We find that mutations in preleukemic cases fitting a combination class (n = 403) tend to segregate at a significantly higher frequency compared to controls (n = 1095) (Wilcoxon rank-sum test, W = 254,988, p-value < 2.2e−16) (Fig. 3d). However, we do not observe a difference in the frequency at which mutations are found to segregate between cases and controls fitting positive models of evolution or between cases fitting combination and positive models of evolution. Decreased variant allele frequencies in healthy individuals fitting combination models are consistent with our prediction that selection acting on a subset of mutations in healthy controls prevents progression to disease even in the presence of positive selection. However, we do observe signatures of negative selection in preleukemic contexts which suggests that the impact of selection acting on passenger mutations, while detectable through our methods which incorporate multiple summaries of the data, remains negligible with respect to clonal progression. Further, we do observe that, while not significant owing to sample size, preleukemic cases fitting combination models tend to have a later age of diagnosis than preleukemic cases fitting positive-only evolutionary classes indicating that negative selection might play a role in slowing progression to disease.

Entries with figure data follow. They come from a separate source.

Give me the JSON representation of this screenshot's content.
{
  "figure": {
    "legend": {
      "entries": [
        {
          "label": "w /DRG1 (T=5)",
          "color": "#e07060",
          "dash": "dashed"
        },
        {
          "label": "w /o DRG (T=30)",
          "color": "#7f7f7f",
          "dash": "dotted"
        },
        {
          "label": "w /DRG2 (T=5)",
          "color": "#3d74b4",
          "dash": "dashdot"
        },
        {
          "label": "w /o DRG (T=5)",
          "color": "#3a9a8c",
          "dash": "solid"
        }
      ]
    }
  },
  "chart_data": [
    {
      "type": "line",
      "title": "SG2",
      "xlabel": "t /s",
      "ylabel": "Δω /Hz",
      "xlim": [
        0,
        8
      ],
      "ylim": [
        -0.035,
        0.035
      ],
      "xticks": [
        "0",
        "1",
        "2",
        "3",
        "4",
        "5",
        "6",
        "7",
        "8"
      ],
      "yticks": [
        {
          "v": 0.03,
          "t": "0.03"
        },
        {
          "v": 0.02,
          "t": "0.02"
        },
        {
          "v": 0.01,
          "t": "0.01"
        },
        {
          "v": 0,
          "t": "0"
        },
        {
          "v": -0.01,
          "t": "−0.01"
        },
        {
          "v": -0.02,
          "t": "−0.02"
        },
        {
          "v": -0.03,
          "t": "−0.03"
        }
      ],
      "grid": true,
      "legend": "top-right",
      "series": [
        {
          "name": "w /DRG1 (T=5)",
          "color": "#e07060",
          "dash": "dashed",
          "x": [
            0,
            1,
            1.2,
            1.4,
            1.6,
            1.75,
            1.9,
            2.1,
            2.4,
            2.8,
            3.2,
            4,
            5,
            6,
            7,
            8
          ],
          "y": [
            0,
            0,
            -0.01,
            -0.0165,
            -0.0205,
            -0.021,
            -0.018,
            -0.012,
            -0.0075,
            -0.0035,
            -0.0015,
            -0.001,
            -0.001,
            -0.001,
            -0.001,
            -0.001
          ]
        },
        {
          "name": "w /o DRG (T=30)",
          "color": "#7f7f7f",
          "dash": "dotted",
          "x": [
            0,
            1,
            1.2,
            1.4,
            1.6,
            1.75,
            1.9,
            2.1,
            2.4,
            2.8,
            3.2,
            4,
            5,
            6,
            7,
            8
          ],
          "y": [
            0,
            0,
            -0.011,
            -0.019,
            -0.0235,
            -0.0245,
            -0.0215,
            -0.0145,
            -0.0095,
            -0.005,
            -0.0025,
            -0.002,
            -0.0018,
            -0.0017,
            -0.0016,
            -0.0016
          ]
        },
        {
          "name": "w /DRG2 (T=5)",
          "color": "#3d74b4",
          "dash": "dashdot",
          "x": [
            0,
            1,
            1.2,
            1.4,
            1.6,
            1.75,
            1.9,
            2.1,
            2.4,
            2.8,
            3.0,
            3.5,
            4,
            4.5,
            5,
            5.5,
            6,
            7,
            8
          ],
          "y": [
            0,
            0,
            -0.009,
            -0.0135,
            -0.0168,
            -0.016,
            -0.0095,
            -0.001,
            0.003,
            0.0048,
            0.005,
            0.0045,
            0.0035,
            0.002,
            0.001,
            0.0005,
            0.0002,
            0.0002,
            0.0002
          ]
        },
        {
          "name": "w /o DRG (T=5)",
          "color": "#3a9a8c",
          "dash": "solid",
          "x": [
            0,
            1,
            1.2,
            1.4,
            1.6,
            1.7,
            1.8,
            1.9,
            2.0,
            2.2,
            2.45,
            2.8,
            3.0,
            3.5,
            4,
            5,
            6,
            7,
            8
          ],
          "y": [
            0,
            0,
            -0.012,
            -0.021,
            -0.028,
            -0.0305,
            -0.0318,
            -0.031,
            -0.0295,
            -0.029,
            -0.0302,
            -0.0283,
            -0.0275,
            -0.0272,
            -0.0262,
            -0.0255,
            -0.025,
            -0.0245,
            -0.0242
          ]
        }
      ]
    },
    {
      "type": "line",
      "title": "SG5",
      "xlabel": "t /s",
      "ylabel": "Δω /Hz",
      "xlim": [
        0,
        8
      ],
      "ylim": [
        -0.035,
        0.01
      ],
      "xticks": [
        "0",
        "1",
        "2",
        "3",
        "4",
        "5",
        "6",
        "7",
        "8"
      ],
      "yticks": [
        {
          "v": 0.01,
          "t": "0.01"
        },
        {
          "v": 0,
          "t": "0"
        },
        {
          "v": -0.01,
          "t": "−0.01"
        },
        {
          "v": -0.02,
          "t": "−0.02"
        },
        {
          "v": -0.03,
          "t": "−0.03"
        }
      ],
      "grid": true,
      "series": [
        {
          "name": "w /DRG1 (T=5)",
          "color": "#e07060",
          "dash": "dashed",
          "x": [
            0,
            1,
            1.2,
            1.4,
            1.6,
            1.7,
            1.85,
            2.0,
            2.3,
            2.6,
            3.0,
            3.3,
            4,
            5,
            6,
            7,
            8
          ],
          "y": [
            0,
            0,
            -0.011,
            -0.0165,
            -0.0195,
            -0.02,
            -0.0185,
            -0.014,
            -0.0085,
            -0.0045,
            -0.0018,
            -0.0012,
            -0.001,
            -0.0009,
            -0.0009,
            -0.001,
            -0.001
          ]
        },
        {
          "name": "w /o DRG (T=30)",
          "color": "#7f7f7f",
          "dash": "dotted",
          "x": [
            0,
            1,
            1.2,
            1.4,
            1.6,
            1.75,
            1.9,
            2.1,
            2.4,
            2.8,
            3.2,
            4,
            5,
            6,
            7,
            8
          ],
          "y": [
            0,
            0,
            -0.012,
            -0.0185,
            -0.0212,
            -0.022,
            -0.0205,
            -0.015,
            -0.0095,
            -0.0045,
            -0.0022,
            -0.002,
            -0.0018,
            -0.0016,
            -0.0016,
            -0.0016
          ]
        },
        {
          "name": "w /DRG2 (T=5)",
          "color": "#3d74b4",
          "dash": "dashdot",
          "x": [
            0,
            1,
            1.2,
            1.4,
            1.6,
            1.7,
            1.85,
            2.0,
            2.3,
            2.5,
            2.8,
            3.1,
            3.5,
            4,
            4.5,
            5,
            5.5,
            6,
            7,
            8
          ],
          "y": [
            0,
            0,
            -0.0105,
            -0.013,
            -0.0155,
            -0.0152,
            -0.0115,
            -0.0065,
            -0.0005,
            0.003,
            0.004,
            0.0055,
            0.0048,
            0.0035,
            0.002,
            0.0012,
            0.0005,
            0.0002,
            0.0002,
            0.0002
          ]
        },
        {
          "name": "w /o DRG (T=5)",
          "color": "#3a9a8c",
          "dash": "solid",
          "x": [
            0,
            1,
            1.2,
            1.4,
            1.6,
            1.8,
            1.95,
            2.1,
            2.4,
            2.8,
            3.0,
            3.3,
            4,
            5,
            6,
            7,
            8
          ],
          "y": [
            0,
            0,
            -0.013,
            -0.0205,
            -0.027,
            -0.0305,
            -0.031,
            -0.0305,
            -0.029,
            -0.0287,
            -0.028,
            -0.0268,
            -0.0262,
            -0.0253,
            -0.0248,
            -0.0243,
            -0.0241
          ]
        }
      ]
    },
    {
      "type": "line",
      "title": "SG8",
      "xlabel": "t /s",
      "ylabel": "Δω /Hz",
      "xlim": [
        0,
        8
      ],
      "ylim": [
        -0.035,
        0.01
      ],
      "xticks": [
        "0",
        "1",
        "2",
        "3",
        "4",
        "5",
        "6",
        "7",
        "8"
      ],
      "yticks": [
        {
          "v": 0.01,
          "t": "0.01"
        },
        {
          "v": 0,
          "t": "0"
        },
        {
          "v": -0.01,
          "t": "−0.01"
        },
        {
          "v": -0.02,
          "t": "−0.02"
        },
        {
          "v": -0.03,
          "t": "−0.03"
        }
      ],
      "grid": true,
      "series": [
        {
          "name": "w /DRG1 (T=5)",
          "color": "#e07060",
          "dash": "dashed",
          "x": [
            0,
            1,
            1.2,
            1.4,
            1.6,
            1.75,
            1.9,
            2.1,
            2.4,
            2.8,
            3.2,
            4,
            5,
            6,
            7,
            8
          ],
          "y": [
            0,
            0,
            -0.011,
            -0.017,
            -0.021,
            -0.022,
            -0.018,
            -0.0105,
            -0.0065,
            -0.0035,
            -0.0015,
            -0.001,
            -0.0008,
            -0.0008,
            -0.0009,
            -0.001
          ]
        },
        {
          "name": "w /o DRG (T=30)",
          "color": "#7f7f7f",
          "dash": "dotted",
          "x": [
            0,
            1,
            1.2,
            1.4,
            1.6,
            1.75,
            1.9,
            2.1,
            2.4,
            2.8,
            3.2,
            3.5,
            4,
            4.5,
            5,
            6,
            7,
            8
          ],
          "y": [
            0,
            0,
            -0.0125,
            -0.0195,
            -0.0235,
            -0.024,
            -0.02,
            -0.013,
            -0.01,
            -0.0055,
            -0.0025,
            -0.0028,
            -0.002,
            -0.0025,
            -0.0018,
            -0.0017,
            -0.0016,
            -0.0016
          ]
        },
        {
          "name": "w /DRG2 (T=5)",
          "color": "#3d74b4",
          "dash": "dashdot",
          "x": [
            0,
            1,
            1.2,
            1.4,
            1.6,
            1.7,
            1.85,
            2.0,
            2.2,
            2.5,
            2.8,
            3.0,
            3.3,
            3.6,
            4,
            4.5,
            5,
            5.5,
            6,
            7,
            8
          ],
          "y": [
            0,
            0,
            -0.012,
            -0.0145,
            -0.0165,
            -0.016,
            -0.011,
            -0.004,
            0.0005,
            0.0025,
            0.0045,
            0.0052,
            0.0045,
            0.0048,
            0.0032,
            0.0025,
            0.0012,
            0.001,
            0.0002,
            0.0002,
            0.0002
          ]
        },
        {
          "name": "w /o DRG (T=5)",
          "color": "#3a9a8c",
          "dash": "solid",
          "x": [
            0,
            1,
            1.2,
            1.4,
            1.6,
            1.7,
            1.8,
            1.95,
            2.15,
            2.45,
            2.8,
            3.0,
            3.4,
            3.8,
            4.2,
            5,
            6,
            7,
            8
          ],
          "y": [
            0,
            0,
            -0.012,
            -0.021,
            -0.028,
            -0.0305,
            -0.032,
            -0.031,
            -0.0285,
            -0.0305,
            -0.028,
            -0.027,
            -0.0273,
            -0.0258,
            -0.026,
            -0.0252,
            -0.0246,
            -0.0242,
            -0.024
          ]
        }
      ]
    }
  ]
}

Indeed, we find that ARCH occurring in the absence of positive selection, that is individuals who fit negative or neutral classes of evolution, is associated with a lower risk of progression to AML compared to individuals who have signatures of positive selection (log-rank test, p-value = 2e−04) (Fig. 4a). We find that individuals who fit combination classes of evolution have an approximately two-fold increased risk of progressing to AML compared to individuals fitting neutral models of evolution (hazard ratio, 2.43; 95% confidence interval, 1.45–4.06, Fig. 4b). Owing to the small number of individuals fitting positive only classes of evolution, we cannot infer if the negative selection acting on passenger mutations in individuals fitting combination classes of evolution reduces the risk of progressing to AML. However, a scenario where multiple clones compete for dominance, thus maintaining clones at intermediate frequencies, would explain the greater risk conferred to individuals fitting combination classes of evolution. Our findings suggest that not all passenger mutations are equal in that some might be more efficient in preventing disease-associated clonal expansions. Further, through accounting for mutations that segregate alongside driver mutations, we would be able to greatly improve our understanding of ARCH as a biomarker for disease and better predict who is at risk of progressing to cancer.